Sep 032014

Artist and Solidarity Halifax member Emily Davidson shares her thoughts on the importance of the Khyber in our community. Originally posted at the Halifax Media Coop.


The Khyber can breathe life back into Halifax’s downtown. [Ilustration by author]

I’ve danced all night at the Khyber. I’ve watched my favourite bands at the Khyber. I’ve played in my own bands at the Khyber. I’ve seen art I loved, hated and everything in between at the Khyber. I’ve been to political meetings, programming meetings, and general meetings at the Khyber.

I’ve made out in the Khyber.

I’ve gone to plays at the Khyber and seen strange cinema at the Khyber. I have researched the building’s history at the Khyber. I’ve taught workshops and attended and delivered artist talks at the Khyber. I’ve organized queer cabarets and met my queer elders at the Khyber. I’ve snuck in under-age at the Khyber. I’ve literally covered the walls with my art at the Khyber. I’ve fought to preserve the very existence of the Khyber.

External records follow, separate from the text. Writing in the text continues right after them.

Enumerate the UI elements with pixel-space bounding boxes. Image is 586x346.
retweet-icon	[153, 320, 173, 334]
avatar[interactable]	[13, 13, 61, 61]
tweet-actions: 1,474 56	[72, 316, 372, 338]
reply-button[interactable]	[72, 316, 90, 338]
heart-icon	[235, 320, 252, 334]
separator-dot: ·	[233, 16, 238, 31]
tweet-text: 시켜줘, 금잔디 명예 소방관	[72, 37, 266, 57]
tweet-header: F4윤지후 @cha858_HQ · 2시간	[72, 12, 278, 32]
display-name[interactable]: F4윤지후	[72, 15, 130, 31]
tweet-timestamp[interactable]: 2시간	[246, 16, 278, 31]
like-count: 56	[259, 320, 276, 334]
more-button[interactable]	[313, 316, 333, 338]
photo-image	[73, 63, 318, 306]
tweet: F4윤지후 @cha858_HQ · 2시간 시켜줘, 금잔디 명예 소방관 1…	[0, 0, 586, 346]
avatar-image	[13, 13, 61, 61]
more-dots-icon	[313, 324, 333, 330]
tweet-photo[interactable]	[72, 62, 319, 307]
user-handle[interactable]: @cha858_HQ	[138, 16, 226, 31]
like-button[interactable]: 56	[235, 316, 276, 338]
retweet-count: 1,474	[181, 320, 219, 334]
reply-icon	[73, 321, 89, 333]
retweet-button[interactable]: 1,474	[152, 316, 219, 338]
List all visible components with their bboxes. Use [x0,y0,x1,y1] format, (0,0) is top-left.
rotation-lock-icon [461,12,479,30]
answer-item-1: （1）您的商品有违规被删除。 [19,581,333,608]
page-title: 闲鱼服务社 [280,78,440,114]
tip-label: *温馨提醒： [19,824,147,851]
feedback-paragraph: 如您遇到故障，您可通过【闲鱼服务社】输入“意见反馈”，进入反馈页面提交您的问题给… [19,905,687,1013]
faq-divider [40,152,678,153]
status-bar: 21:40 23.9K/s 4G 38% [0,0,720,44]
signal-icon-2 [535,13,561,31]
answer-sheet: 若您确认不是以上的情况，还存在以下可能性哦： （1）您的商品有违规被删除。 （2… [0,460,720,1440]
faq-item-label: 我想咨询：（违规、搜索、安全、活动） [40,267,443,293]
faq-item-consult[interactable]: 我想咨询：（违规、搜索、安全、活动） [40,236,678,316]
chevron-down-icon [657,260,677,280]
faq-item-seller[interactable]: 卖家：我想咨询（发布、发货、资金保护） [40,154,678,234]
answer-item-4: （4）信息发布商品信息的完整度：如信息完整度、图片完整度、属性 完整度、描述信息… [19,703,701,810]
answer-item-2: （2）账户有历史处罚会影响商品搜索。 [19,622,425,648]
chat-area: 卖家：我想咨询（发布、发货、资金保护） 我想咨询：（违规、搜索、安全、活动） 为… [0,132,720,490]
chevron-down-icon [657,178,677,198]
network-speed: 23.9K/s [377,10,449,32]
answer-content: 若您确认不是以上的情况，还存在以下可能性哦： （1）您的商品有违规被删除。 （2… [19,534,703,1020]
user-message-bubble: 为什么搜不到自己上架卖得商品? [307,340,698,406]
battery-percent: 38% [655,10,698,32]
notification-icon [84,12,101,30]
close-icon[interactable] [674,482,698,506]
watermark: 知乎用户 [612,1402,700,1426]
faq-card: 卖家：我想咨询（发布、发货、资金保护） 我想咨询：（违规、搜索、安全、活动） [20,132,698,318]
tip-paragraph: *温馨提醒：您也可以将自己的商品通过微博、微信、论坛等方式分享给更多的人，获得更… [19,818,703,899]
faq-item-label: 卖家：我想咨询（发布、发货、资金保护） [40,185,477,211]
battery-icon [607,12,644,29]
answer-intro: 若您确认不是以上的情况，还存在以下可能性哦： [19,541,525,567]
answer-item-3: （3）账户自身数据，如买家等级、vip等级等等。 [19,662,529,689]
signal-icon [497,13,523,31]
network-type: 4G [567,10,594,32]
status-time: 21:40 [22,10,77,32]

I’ve found my community at the Khyber.

The Khyber is a space that occupies the intersections between arts, music and queer communities. Words like hub or “cultural incubator” don’t sum up these intersections for me. Home is the only word that comes close. I am a person whose identity is matched quite perfectly to this intersection of art, politics, queerness and music. I see myself and my comrades reflected in the space. I’ve grown up in the Khyber and it has grown with me.

There’s something about the physical space of the Khyber that is irreplaceable.

Is it the echoes of the radical history of the building?

Is it the fact that they just don’t make buildings that beautiful anymore?

When the Khyber building was home to projects such as the Alternate Bookstore, the Turret Club, Wormwood Cinema, Echo Chambers recording studio, the Atlantic Filmmakers Coop, the Heritage Trust, the Khyber Arts Society and the Carbon Arc, it was a space for people to share resources, share ideas and build community. These projects have overlapped, co-existed and grown out of each other.

The history of the Khyber building is the history of people doing-it-themselves–people making space for their communities with the best of their abilities and resources. Part of the reason that I am so inspired by the history of the Turret Club (which operated between 1977 and 1983) is because it was a ‘community-run’ gay and lesbian social space.

It wasn’t the first gay bar in Atlantic Canada, but it was the only gay bar of its kind at the time: a social space run for and by members of the gay and lesbian community. The Turret used discos to fund the political work of the Gay Alliance for Equality (GAE), simultaneously creating a venue for political work, meetings, film screenings, cabarets and other vital points of contact for the queer community.

This do-it-yourself history runs strong in the veins of the Khyber Arts Society. The Khyber, as we know it, has seen more than its fair share of turmoil. There have been times when the relationship with the city-as-landlord has made running the Khyber unmanageable.

There have been times when the city closed access to parts of the building and there has been a seemingly endless train of consultation processes and empty political promises. Thankfully the plucky folks running the Khyber Arts Society keep picking themselves up, dusting themselves off and continuing to provide space for artists and musicians to come together, grow and thrive.

As I write this, community members are preparing for a public meeting on Sept. 4 to show support for saving the Khyber building. On Sept. 9, Halifax Regional Council will decide the fate of the Khyber building. If there is a silver lining, it’s that public ownership means we get to protest, sign petitions and speak truth to power when we are evicted and our building is put on the chopping block.

Regardless of the decision on Sept. 9, we need to keep fighting.

Our demands are far-reaching. Our dreams extend beyond reinstating the Khyber Arts Society into a status-quo, adversarial, head-butting relationship with the city-as-landlord. We want to see the city recognize the significance of this building and treat us, the arts, and the queer community, with the respect we deserve.

We want the city to renovate the building to have barrier-free access, and prioritize gender-neutral single stall washrooms (the kind they recently removed and replaced with a janitor’s closet), so that all types of people can feel safe in and enjoy this public space.

We want the city to follow through on their numerous commitments to having an amazing mixed-use, multi-genre cultural space downtown.

We want the city to let the space be used to its fullest potential.

We want the city to negotiate in good faith with the Khyber Arts Society and other arts as well as queer groups to shape future of the building.

We want to see the city take this opportunity to breathe some life back into the downtown instead of crushing community groups to continue lining the pockets of developers.

We want to see the city trust us to make this space for ourselves, knowing that we can build what our communities need.


Note: Articles published by Solidarity Halifax members do not necessarily reflect positions held by the organization.